What if Romeo hadn’t crashed the Capulet ball, hadn’t crossed stars with ingenue Juliet, hadn’t tossed his heart up to a balcony in Capua?
And what if Juliet had smacked down that tentative tender heart, had capitulated to the withered logic of parents, politics, and polite society, had covered her ears to the sweet sound of angels singing: “This is the one, this is the one”?
The world would still have spun on its axis.
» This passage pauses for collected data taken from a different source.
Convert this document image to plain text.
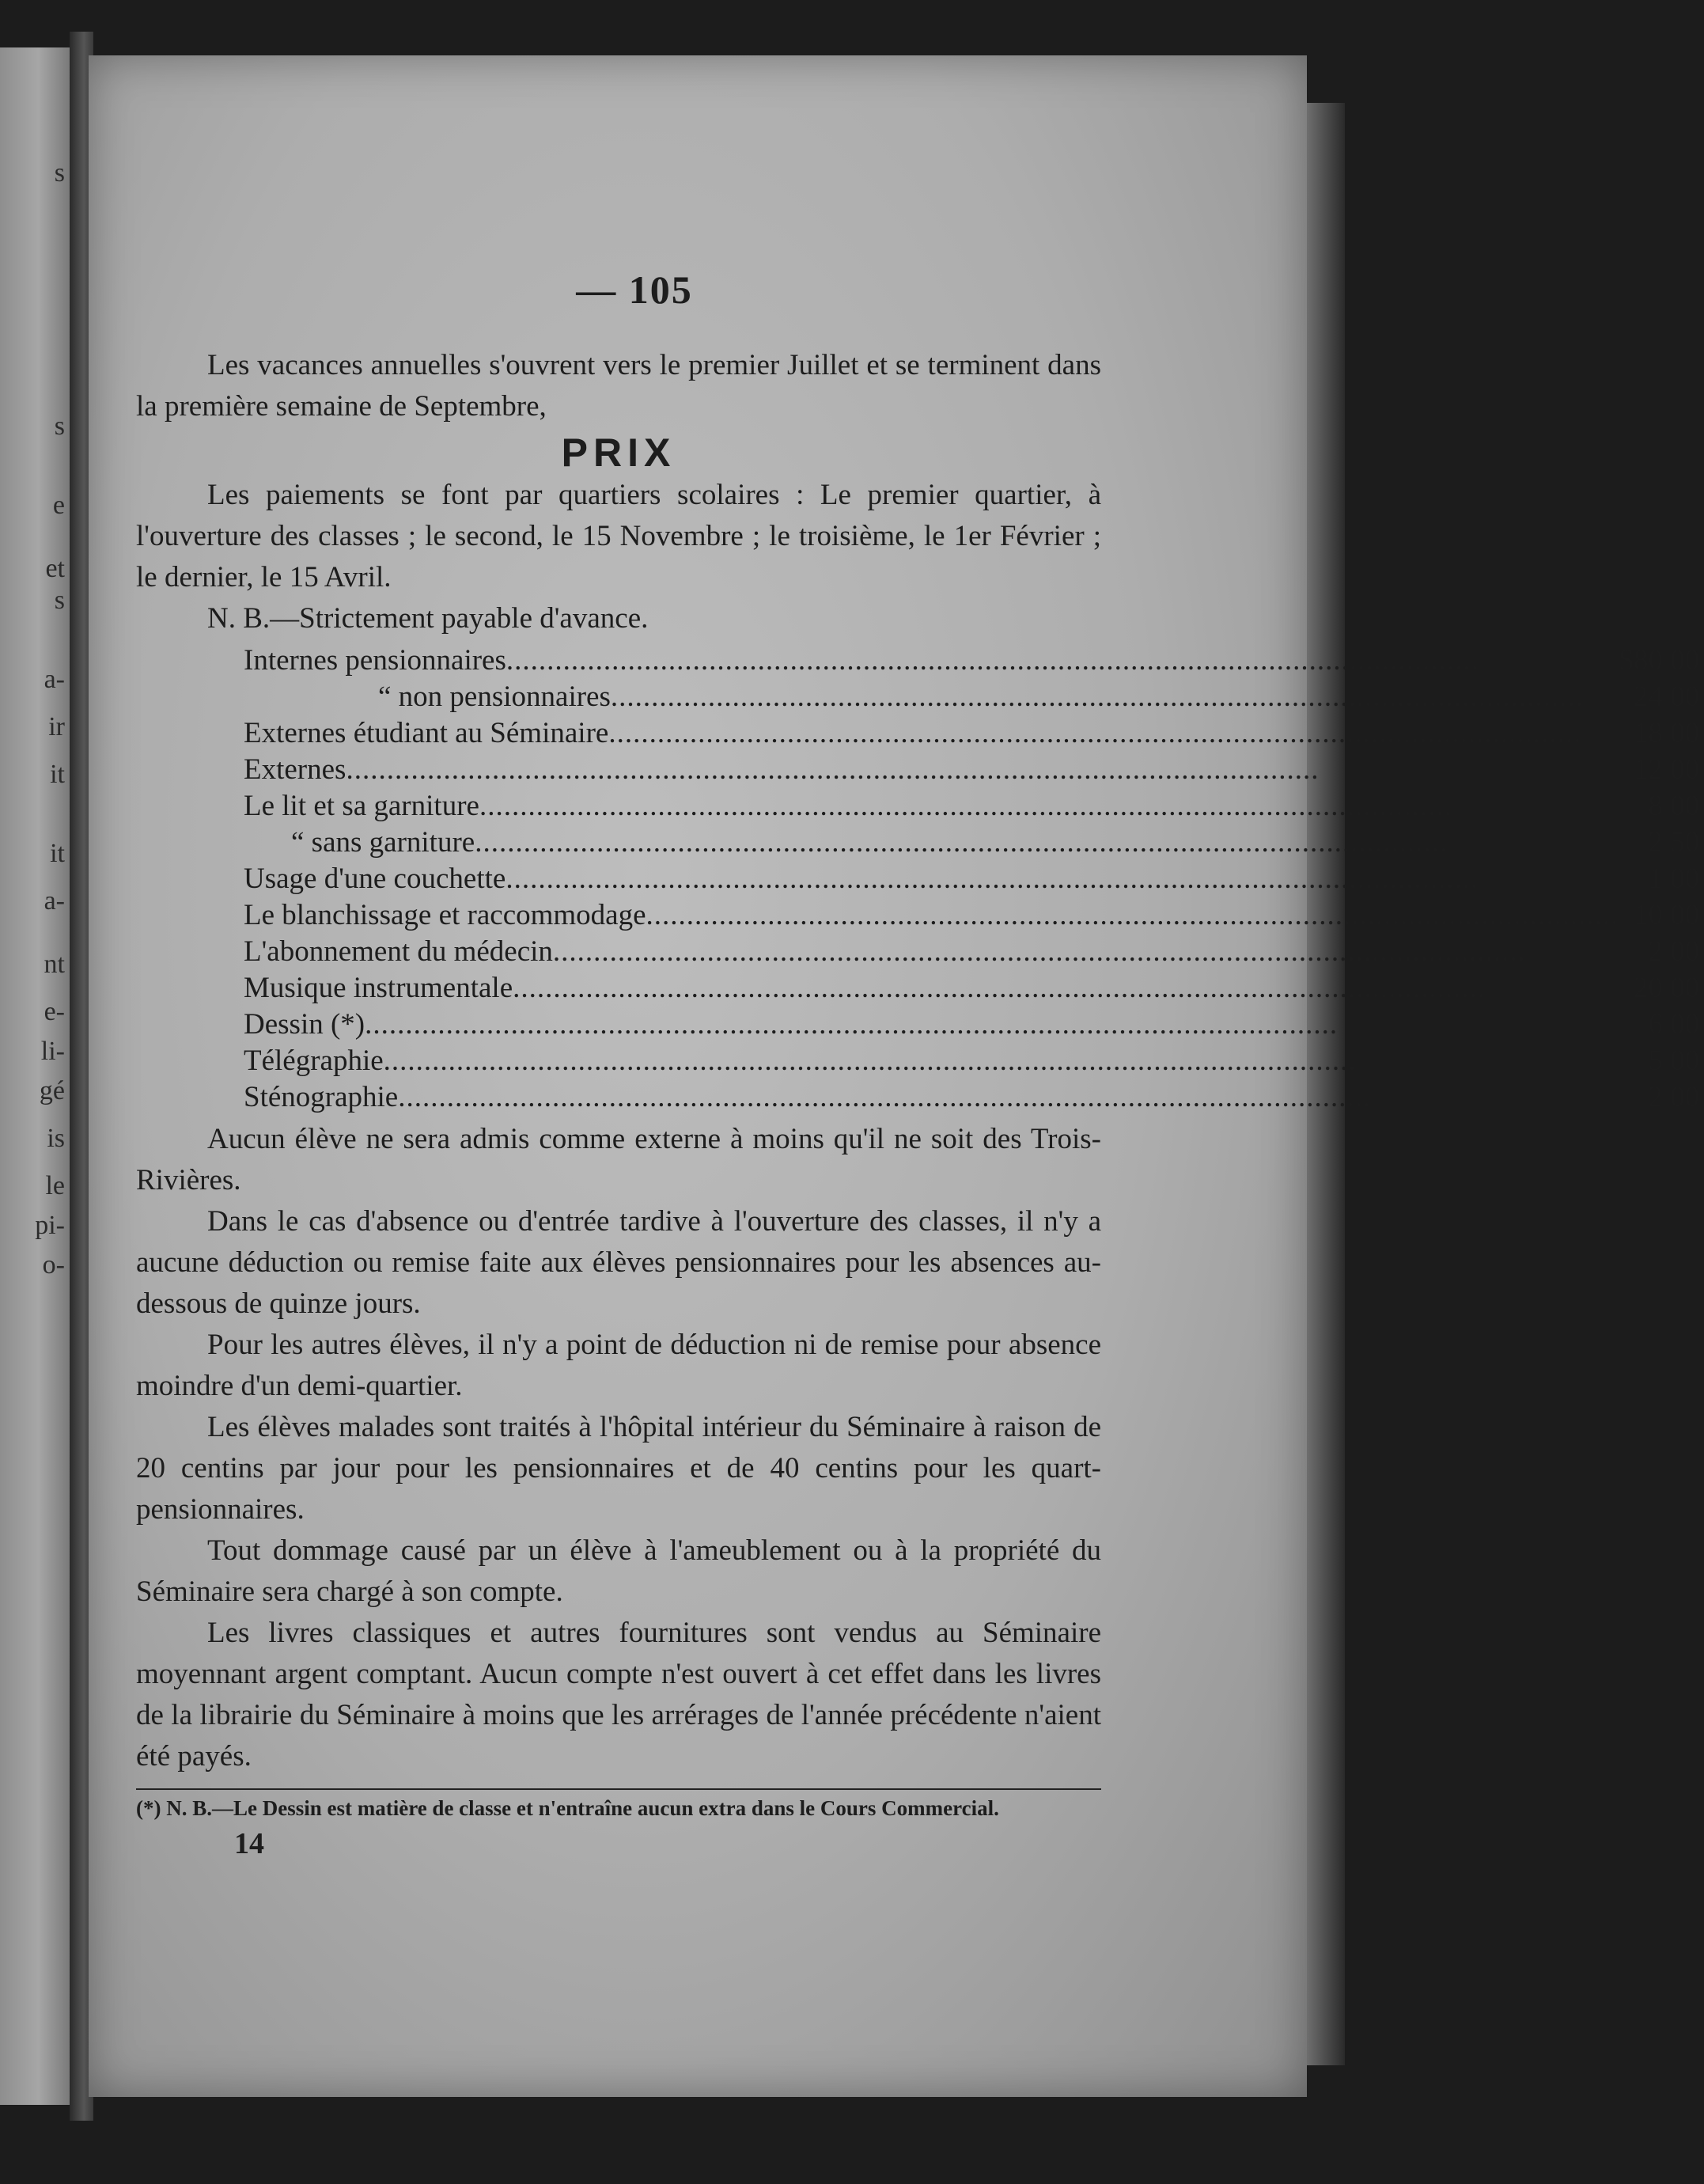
s
s
e
et
s
a-
ir
it
it
a-
nt
e-
li-
gé
is
le
pi-
o-
— 105

Les vacances annuelles s'ouvrent vers le premier Juillet et se terminent dans la première semaine de Septembre,

PRIX

Les paiements se font par quartiers scolaires : Le premier quartier, à l'ouverture des classes ; le second, le 15 Novembre ; le troisième, le 1er Février ; le dernier, le 15 Avril.

N. B.—Strictement payable d'avance.
Internes pensionnaires........................................................................................................................	$80 00
“ non pensionnaires........................................................................................................................	24 00
Externes étudiant au Séminaire........................................................................................................................	18 00
Externes........................................................................................................................	12 00
Le lit et sa garniture........................................................................................................................	8 00
“ sans garniture........................................................................................................................	2 50
Usage d'une couchette........................................................................................................................	1 00
Le blanchissage et raccommodage........................................................................................................................	10 00
L'abonnement du médecin........................................................................................................................	2 00
Musique instrumentale........................................................................................................................	20 00
Dessin (*)........................................................................................................................	6 00
Télégraphie........................................................................................................................	5 00
Sténographie........................................................................................................................	2 00

Aucun élève ne sera admis comme externe à moins qu'il ne soit des Trois-Rivières.

Dans le cas d'absence ou d'entrée tardive à l'ouverture des classes, il n'y a aucune déduction ou remise faite aux élèves pensionnaires pour les absences au-dessous de quinze jours.

Pour les autres élèves, il n'y a point de déduction ni de remise pour absence moindre d'un demi-quartier.

Les élèves malades sont traités à l'hôpital intérieur du Séminaire à raison de 20 centins par jour pour les pensionnaires et de 40 centins pour les quart-pensionnaires.

Tout dommage causé par un élève à l'ameublement ou à la propriété du Séminaire sera chargé à son compte.

Les livres classiques et autres fournitures sont vendus au Séminaire moyennant argent comptant. Aucun compte n'est ouvert à cet effet dans les livres de la librairie du Séminaire à moins que les arrérages de l'année précédente n'aient été payés.

(*) N. B.—Le Dessin est matière de classe et n'entraîne aucun extra dans le Cours Commercial.
14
The tragedy of a romance would still have occurred.
The Capulets and Montagues would still have spit out each other’s family name and stomped on its heritage.
But the major question still remains: what would have become of the celebrated young lovers themselves, this being a tragedy even greater than the Bard could tell.
Romeo would have eventually married a much younger woman from a most proper family.
His tights would have grown snug from good food and drink, while his spirit would have settled comfortably into the blue armchair of aristocracy.
He would have grown bald, apathetic, and unaware. No lightning bolt of love would ever have struck his spine and electrified his soul until the hairs stood up on the back of his neck.
He would have slipped through life unconscious of his own power and magic.
The same for Juliet.
She would have pleased her family, negated herself, and agreed to marry an older man of wealth and power.
Her beauty would have coalesced into a mask while the light of possibility dimmed slowly from her eyes until the vacant stare made her even more alluring.
The sweet breath of her children would become the only tether holding her to earth, preventing her spirit from drying to dust and disappearing on a kiss.
Oh how the choices of one or the other could have turned this romantic tragedy into a tragic romance.
Romeo, Romeo, wherefore art thou, Romeo?
Leave thy wife and return to sweet Juliet.